Question

Two water taps can fill a tank in $9\dfrac{3}{8}$hours. The tap of larger diameter takes 10 hours less than the other one to fill the tank separately. Find the time in which each tap fills the tank separately.

Answer 1

Hint: To solve this problem, we should know the concept of volume filled vs hours problems. A tap or combination of taps can fill the tank in x hours means that the tap or combination of taps can fill $\dfrac{1}{x}$ portion of the tank in 1 hour. Let the smaller tap fill the tank in $x$ hours. The larger one fills the tank in $x-10$ hours and we can write the portions done by them individually in 1 hour. From the above statement, we can write that both the tanks fill the $\dfrac{8}{75}$ portion of the tank in 1 hour. We know that the sum of individual works in one hour will be equal to the work done by both of them simultaneously in one hour. Using the above values, we can find the required times.

Complete step by step answer:
We are given that two taps fill the tank in $9\dfrac{3}{8}=\dfrac{72+3}{8}=\dfrac{75}{8}$ hours. We know that a tap or combination of taps can fill the tank in x hours means that the tap or combination of taps can fill $\dfrac{1}{x}$ portion of the tank in 1 hour. Using this, we can write that both the taps fill $\dfrac{8}{75}$ portion of the tank in 1 hour working simultaneously.
Let us consider that the smaller tap fills the tank in $x$ hours. From the question, we can write that the larger one fills the tank in $x-10$ hours. From the above statement, we can write that
Smaller tap fills the $\dfrac{1}{x}$ portion of the tank in 1 hour.
Larger tap fills the $\dfrac{1}{x-10}$ portion of the tank in one hour.
We know that the sum of individual works in one hour will be equal to the work done by both of them simultaneously in one hour. Using this, we can write that
$\dfrac{1}{x}+\dfrac{1}{x-10}=\dfrac{8}{75}$
Taking L.C.M and solving, we get
$\begin{align}
  & \dfrac{x-10+x}{x\left( x-10 \right)}=\dfrac{8}{75} \\
 & \dfrac{2x-10}{x\left( x-10 \right)}=\dfrac{8}{75} \\
\end{align}$
Cross multiplying gives
$\begin{align}
  & 75\left( 2x-10 \right)=8\left( {{x}^{2}}-10x \right) \\
 & 8{{x}^{2}}-80x-150x+750=0 \\
 & 8{{x}^{2}}-230x+750=0 \\
 & 4{{x}^{2}}-115x+375=0 \\
 & 4{{x}^{2}}-100x-15x+375=0 \\
 & 4x\left( x-25 \right)-15\left( x-25 \right)=0 \\
 & \left( x-25 \right)\left( 4x-15 \right)=0 \\
 & x=25,\dfrac{15}{4} \\
\end{align}$
As both the values $x,x-10$ should be positive, we can take the value of x to be $x=25$
The larger tap takes $x-10=25-10=15$ hours to fill the tank individually.

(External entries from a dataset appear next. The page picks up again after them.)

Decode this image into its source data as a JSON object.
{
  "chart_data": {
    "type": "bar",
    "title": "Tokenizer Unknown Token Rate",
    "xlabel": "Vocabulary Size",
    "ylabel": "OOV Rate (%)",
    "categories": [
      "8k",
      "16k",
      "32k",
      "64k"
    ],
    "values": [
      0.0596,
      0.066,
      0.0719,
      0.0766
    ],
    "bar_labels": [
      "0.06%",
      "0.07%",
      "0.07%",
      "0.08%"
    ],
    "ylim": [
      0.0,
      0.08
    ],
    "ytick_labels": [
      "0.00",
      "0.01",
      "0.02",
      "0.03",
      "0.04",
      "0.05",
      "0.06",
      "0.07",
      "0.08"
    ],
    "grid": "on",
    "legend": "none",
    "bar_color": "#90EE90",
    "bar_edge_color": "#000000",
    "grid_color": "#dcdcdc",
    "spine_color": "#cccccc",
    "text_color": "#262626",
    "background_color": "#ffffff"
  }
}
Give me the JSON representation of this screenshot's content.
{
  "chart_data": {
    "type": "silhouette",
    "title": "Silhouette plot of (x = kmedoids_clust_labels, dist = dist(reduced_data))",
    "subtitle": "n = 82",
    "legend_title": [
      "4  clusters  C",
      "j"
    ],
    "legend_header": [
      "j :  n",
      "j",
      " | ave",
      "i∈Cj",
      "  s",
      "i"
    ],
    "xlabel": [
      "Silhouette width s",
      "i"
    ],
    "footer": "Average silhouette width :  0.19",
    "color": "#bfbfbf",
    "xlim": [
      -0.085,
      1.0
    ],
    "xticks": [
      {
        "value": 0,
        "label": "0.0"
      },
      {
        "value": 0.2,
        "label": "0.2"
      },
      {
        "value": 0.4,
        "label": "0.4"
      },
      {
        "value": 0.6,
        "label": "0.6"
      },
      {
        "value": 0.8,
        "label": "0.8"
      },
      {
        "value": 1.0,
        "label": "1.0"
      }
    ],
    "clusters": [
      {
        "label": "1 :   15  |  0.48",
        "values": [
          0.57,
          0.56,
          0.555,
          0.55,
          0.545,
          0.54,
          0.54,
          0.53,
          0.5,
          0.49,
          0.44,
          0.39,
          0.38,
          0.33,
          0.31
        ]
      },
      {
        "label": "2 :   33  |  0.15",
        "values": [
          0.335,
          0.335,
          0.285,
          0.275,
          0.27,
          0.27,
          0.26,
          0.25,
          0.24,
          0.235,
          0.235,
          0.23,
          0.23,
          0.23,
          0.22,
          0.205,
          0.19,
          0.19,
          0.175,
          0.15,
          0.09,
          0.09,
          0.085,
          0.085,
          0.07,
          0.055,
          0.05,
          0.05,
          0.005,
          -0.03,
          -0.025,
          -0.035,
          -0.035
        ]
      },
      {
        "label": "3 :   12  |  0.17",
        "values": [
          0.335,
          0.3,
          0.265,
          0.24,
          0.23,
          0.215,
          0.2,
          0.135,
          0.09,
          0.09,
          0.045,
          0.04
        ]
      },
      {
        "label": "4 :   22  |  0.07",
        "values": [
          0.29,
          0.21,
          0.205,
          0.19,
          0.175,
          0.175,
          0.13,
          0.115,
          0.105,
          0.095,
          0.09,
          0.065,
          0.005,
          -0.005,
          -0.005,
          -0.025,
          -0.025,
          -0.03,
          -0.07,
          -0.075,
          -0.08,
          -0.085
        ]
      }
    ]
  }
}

$\therefore $ The times required for smaller tap and larger tap to fill the tank separately are $25\text{ and 15}$ hours respectively.

Note: Some students make a mistake while concluding the answer. Instead of writing the answer as 25,15 hours they write that 25, 35 hours. So, it is always a good practice to check back the answer that we get in these types of questions. Checking the solution, we get $\dfrac{1}{25}+\dfrac{1}{15}=\dfrac{15+25}{15\times 25}=\dfrac{40}{15\times 25}=\dfrac{8}{75}$ which is the initial assumed value. Like this, we should verify the answer that we get with the values given in the question.